Unlocking Asean’s doorway to global trade

Myanmar and Thailand have injected much-needed life into the Dawei mega-project, but a keystone of its success will be how it affects the communities living in its shadow.

The good news is that Thai Prime Minister Prayut Chan-o-cha and Myanmar’s President Thein Sein have agreed to kick-start the stalled mega-project for Southeast Asia’s largest industrial zone and port.

The bad news is that problems still plague construction of the Dawei Special Economic Zone, and the two leaders must solve everything from a capital crunch to social and environmental troubles before it can be pushed through to completion.

The vision is to create a strategic hub for regional transport and economic connectivity. Since 2008 Thailand has supported the private-sector-initiated construction of a deep-sea port at Dawei to link the Kingdom with Europe, the Middle East and Africa via the Indian Ocean, since Laem Chabang on the eastern seaboard is increasingly busy and congested.

Dawei is envisioned as a “doorway” to the East-West Economic Corridor, a massive transport-trade network that will connect Myanmar, Thailand, Laos, Cambodia and Vietnam and link the Indian Ocean with the Pacific. It is also a test case and role model for joint development of ASEAN connectivity infrastructure.

The project began to take shape in 2010, when the construction conglomerate Italian-Thai Development obtained a 60-year concession to develop the deep-sea port, industrial estate, road, rail and other infrastructure.

The government of Yingluck Shinawatra poured a lot of effort and resources into moulding the Dawei vision and its execution.
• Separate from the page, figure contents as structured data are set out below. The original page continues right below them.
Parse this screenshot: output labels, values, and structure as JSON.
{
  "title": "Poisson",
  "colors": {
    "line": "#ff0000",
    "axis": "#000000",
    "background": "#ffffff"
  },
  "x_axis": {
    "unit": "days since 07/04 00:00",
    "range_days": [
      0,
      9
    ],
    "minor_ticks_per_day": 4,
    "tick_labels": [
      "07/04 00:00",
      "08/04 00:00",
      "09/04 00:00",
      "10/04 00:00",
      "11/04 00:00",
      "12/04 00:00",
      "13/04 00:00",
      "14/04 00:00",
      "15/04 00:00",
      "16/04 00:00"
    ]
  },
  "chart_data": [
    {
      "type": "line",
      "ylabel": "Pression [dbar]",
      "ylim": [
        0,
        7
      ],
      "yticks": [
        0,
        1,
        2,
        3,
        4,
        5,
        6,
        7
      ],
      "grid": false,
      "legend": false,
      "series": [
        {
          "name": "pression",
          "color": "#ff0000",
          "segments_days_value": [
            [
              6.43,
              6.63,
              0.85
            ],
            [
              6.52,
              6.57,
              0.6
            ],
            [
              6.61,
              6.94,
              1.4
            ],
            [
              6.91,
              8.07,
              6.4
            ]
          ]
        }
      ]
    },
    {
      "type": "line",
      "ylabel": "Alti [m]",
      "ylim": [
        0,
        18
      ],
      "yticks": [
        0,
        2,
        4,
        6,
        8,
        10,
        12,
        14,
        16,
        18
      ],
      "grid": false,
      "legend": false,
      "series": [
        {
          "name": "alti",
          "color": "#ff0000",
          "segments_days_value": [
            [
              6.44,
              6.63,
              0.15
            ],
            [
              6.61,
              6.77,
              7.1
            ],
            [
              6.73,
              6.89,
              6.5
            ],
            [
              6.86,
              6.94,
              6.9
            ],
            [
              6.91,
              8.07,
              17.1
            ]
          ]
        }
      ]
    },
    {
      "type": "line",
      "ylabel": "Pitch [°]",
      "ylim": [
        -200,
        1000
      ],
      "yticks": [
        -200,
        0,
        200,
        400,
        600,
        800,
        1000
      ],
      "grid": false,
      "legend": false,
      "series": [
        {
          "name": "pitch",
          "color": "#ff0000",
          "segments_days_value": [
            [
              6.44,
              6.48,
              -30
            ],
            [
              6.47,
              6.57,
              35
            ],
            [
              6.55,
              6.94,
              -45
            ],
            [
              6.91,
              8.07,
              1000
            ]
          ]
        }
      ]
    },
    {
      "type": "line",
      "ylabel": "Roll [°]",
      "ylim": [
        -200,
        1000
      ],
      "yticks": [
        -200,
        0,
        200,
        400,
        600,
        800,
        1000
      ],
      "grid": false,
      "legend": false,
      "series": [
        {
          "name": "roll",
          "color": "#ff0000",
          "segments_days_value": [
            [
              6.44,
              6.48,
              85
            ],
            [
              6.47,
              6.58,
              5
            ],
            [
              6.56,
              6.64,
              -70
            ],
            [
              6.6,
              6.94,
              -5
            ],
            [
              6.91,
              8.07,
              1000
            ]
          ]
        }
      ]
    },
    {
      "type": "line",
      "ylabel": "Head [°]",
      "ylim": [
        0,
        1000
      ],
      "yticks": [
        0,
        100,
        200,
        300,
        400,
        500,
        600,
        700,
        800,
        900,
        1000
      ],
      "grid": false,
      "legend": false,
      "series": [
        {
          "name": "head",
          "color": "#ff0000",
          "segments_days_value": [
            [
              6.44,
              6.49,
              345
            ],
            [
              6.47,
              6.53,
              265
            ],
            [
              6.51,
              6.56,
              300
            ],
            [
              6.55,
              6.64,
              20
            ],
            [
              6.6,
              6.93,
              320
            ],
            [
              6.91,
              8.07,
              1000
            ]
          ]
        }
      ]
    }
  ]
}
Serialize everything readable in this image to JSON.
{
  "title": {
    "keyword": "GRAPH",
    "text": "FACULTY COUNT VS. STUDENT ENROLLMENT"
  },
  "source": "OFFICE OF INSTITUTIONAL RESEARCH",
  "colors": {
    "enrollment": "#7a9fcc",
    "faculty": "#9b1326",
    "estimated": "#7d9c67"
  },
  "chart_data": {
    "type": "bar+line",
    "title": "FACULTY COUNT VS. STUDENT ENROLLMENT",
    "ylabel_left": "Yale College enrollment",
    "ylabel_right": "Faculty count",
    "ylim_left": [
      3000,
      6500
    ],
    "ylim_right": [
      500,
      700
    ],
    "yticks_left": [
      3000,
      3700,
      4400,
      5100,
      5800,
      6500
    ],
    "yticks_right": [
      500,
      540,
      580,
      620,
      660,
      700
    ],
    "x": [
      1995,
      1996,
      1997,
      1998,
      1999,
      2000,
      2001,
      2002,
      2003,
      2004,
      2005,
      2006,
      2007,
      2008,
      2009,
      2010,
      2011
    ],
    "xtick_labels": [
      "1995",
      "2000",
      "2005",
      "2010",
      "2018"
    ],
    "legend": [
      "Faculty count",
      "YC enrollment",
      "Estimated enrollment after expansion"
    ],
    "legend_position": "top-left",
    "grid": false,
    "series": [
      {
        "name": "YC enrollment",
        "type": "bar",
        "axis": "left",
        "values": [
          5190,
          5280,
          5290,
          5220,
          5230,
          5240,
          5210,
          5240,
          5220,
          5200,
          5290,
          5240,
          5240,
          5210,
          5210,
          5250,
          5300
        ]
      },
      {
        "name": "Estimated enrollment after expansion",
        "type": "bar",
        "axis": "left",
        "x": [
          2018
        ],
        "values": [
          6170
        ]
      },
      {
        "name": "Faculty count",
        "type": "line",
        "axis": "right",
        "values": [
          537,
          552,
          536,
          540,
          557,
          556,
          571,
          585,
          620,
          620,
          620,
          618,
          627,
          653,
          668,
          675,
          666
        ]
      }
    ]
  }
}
Yingluck herself raised the issue every time she met Thein Sein, eager to talk about Dawei even when he was not. Yingluck assigned her Cabinet to champion the project. But, although Thailand and Myanmar set up a high-level joint committee to push forward, Dawei made little progress during Yingluck’s tenure.

The major problem is capital ― the project requires hundreds of billions of baht. The first phase alone involves about 20,000 rai (32 square kilometers) to serve light industries and needs around 30 billion baht in funding, according to ITD. Yingluck tried to lure Japanese investment, Tokyo businessmen paid little attention.

When Prayut seized power, investors were worried that the project would be snuffed out, but the military government was quick to clarify that it would continue the project with Myanmar.

ITD predicted last week that Prayut’s visit to Myanmar would inject new life into Dawei and boost foreign investor confidence. Yet the need for capital and partners remains an issue for Prayut’s government.

Other problems lawmakers need to tackle are the environmental and social impact of the mega-project, including evictions due to land expropriation, inadequate and unfair resettlement and compensation for farmers, and other damage to local communities’ social and economic wellbeing.

Affected residents have formed the Dawei Development Association, pleading with the Thai and Myanmar governments to pay more attention to the project’s impact on their lives. It is estimated that 20 to 36 villages, totalling 22,000 to 43,000 people, will be directly affected by the construction of the Dawei industrial estate, ports, road links, reservoirs and resettlement areas.

Myanmar has said one aim of the project is to develop the south of the country. But a crucial feature of good development is real efforts made to safeguard the wellbeing of citizens. Without such efforts, there is a danger that this “development” will blight, rather than boost, living standards for the communities in its shadow.